A man with glasses appears stressed or sad, holding his phone near a festive Christmas tree, possibly affected by seasonal affective disorder.

Seasonal affective disorder (SAD)
Winter blues
Holiday Depression

If you’ve found yourself dreading the 5 p.m. darkness and are struggling to feel motivated to do everyday life, you’re experiencing what many people wrestle with every winter. With this time of year comes the holiday season, which is supposed to be about connection, joy, and celebration. But for many, it feels more like a slog marked by exhaustion, emotional withdrawal, and a sense of emptiness.

Winter can be hard on your mental health, and the cultural pressure to be festive and grateful can make that struggle even heavier. When everyone around you seems to be thriving while you’re struggling emotionally, it’s easy to believe something is fundamentally wrong.

But the truth is more compassionate and nuanced: Your struggle isn’t a personal failing or a lack of willpower or gratitude.

It’s simply science. If you’re tired of struggling to navigate through the holiday season, this article offers a different path forward.

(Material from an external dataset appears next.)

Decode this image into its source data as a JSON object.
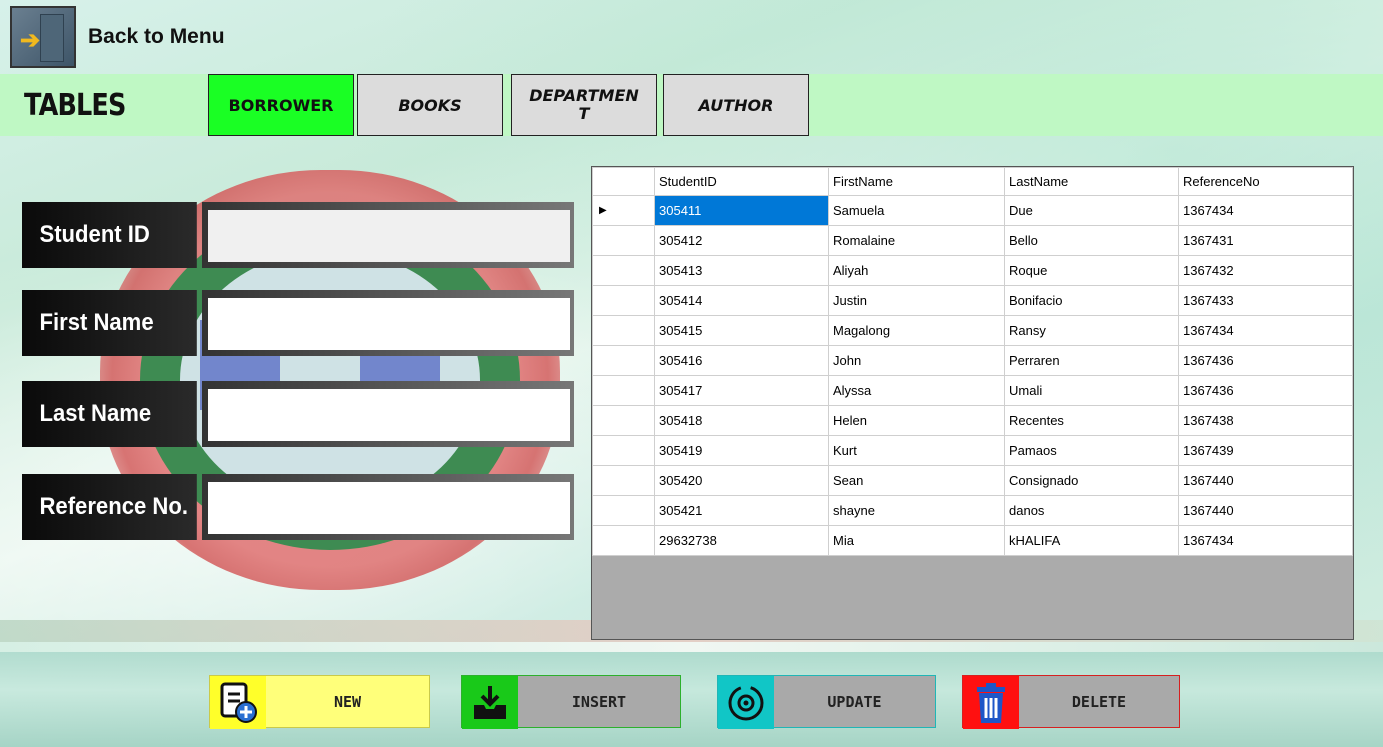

Below, you’ll see that you’re not alone, and there are actionable strategies for protecting your mental health during the winter

→Read More: Depression Defined: What to Know

Winter Mental Health Challenges: SAD Is More Than Just a Bad Mood

When the winter months feel difficult, it helps to really understand what’s going on from a scientific and biological perspective. The official term for “winter blues” is seasonal affective disorder (SAD), a type of depression prompted by a change in seasons, mainly fall and winter, when we experience less daylight and sunshine.

5%
of people in the U.S. affected by SAD annually
2-3%
of Canadians experience SAD each year

It significantly affects as many as 5% of people in the United States and 2-3% of people in Canada each year. But even if you don’t have a true SAD diagnosis, winter can still significantly impact your emotional well-being.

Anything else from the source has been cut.